Потом самолет ушел, и началось что-то другое или то же самое, но без этого нарастающего гула, и града пуль, и ожидания, пока бомба летела, и облегчения, когда она падала в воду. Больше можно было не стрелять, и теперь все тушили пожар во главе с боцманом, который кидал на огонь рокана и робы, а потом сам падал на них, не давая огню выбиваться из-под одежды.

Но и это короткое время, когда все занимались только пожаром, вдруг кончилось, потому что часовой у тамбучи сорвал винтовку и наставил ее на заключенных, поднимавшихся по трапу. Он закричал: «Стой, убью!» — но заключенные все-таки поднимались, тоже что-то бессвязно крича. Он выстрелил бы, если бы Сбоев не схватил его за руку.

— Вода, вода! — кричали заключенные. Их головы торчали теперь над люком.

Они еще медлили, боялись, но снизу напирали другие, и на палубе стояли уже четверо или пятеро, крича:

— Вода, вода! В трюме вода!

31

Когда больше не нужно было уклоняться от бомб и «Онега» могла продолжать свой путь, Миронов передал командование помощнику, а сам спустился на палубу, где еще гасили огонь. Он ходил с трудом. Буфетчица (она же и санитарка) слишком туго перевязала ногу, и нога онемела, может быть, еще и потому, что кусок щепы так и не удалось вытащить из раны.

Огонь перекинулся на корму, и нужно было что-то придумать с боезапасом Сбоева, лежавшим в ящиках на корме. Но прежде Миронов прошел в свою каюту (выглядевшую до странности мирно, если не считать расколотого стола) и положил в несгораемый ящик судовые документы. Уходя, он сорвал перекосившуюся дверцу стенного шкафа и сунул в карман бутылку коньяку. Нога была уже как неловко подставленное полено, на которое нужно было ступать, как это ни трудно, а ступая, непременно волочить за собой.

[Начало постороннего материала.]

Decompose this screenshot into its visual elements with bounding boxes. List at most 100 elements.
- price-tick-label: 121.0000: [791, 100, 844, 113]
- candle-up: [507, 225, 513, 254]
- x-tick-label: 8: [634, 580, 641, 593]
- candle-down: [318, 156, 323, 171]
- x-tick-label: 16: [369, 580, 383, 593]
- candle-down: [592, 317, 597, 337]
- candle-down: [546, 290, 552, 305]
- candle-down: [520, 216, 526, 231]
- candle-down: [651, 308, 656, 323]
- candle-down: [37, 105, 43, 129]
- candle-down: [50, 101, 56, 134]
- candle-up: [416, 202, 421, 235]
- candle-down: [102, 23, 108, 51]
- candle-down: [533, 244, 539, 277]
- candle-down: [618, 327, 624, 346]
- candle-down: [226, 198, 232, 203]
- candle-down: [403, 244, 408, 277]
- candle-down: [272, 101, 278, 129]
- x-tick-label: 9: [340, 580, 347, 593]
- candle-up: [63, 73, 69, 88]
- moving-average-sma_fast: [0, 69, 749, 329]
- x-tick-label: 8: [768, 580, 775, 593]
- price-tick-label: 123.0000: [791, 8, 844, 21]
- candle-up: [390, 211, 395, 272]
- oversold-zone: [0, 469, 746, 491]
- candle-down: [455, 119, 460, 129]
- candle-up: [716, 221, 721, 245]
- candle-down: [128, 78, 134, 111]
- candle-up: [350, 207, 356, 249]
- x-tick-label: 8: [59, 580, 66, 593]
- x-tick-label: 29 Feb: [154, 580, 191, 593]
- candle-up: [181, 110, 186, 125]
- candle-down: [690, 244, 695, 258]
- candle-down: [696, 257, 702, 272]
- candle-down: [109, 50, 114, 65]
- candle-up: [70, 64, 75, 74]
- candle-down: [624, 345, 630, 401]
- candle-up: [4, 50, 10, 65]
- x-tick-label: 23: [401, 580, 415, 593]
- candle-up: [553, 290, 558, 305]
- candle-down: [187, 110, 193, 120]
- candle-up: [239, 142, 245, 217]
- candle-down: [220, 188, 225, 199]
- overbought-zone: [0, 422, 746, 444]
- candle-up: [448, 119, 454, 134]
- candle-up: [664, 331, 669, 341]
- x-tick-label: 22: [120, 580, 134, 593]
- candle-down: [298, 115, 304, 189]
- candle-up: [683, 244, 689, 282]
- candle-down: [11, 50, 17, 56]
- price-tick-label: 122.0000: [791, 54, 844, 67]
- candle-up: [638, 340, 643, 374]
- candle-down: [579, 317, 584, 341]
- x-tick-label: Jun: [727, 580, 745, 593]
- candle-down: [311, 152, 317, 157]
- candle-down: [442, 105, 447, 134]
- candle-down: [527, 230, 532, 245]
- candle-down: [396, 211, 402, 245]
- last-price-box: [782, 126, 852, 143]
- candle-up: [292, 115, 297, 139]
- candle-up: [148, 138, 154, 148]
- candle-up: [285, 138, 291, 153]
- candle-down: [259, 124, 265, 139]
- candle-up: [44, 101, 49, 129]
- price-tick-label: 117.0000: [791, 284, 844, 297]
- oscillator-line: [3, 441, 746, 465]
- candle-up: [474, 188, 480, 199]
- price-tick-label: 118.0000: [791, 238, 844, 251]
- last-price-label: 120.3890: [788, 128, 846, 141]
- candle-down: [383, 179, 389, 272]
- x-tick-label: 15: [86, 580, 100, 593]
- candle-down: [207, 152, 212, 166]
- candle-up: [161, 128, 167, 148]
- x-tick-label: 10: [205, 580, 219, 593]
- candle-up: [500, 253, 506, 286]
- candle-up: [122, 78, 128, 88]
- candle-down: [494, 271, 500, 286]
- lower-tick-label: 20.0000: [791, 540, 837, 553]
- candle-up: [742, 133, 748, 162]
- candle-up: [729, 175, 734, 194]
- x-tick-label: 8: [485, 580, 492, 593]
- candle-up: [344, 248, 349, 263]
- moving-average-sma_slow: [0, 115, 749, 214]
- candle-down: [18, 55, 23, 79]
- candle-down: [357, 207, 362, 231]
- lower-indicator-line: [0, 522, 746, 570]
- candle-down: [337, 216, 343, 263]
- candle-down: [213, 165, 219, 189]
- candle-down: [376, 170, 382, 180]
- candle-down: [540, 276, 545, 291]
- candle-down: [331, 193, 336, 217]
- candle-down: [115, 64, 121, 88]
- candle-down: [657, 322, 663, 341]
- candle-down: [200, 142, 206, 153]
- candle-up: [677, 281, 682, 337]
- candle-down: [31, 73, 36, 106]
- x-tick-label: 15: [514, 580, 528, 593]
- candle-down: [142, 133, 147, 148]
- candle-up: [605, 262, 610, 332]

Сбоев со своими матросами, один из которых тоже хромал, не пускали к боезапасу огонь и, может быть, уже не пустили бы, если бы не надо было одновременно отгонять его от повисшей над бортом грузовой машины, на которой тоже лежал боезапас — детонаторы и гранаты. Это было сложно, почти все найтовы оборвались, машина держалась каким-то чудом и при повороте, даже и плавном, непременно упала бы в воду. Но здесь не нужно было командовать, потому что Сбоев сам командовал, кричал и ругался. Он старался отвязать висевший за бортом мокрый брезент и, отвязав, бросил на пылавшую горловину кормового люка. Матросы помогали ему. Машину втащили на руках, и Сбоев, грязный, в разорванном кителе, с азартно раздувающимся носом, радостно завопил, когда ее колеса прочно утвердились на палубе.

Все еще было страшно, что огонь, перебегавший туда и сюда, доберется до ящиков с оружием, и все тушили его с ожесточением, когда часовой, помогавший матросам, побежал к тамбуче, на ходу срывая винтовку. Сбоев не дал ему выстрелить. Головы заключенных торчали над люком, и кто-то, разобравшись, в чем дело, сказал Миронову:

— В трюме вода.

32

Борт был пробит ниже ватерлинии. Но, очевидно, немного ниже, потому что вода то бурно заливалась, то опадала. Пробоина была немалая, и необходимо было забить ее чопом, а потом поставить цементный ящик — второй, потому что один уже торчал из обшивки, — тот самый, подле которого обосновался Веревкин. Но прежде следовало откачать воду, и это уже делалось, когда в трюм спустился Миронов.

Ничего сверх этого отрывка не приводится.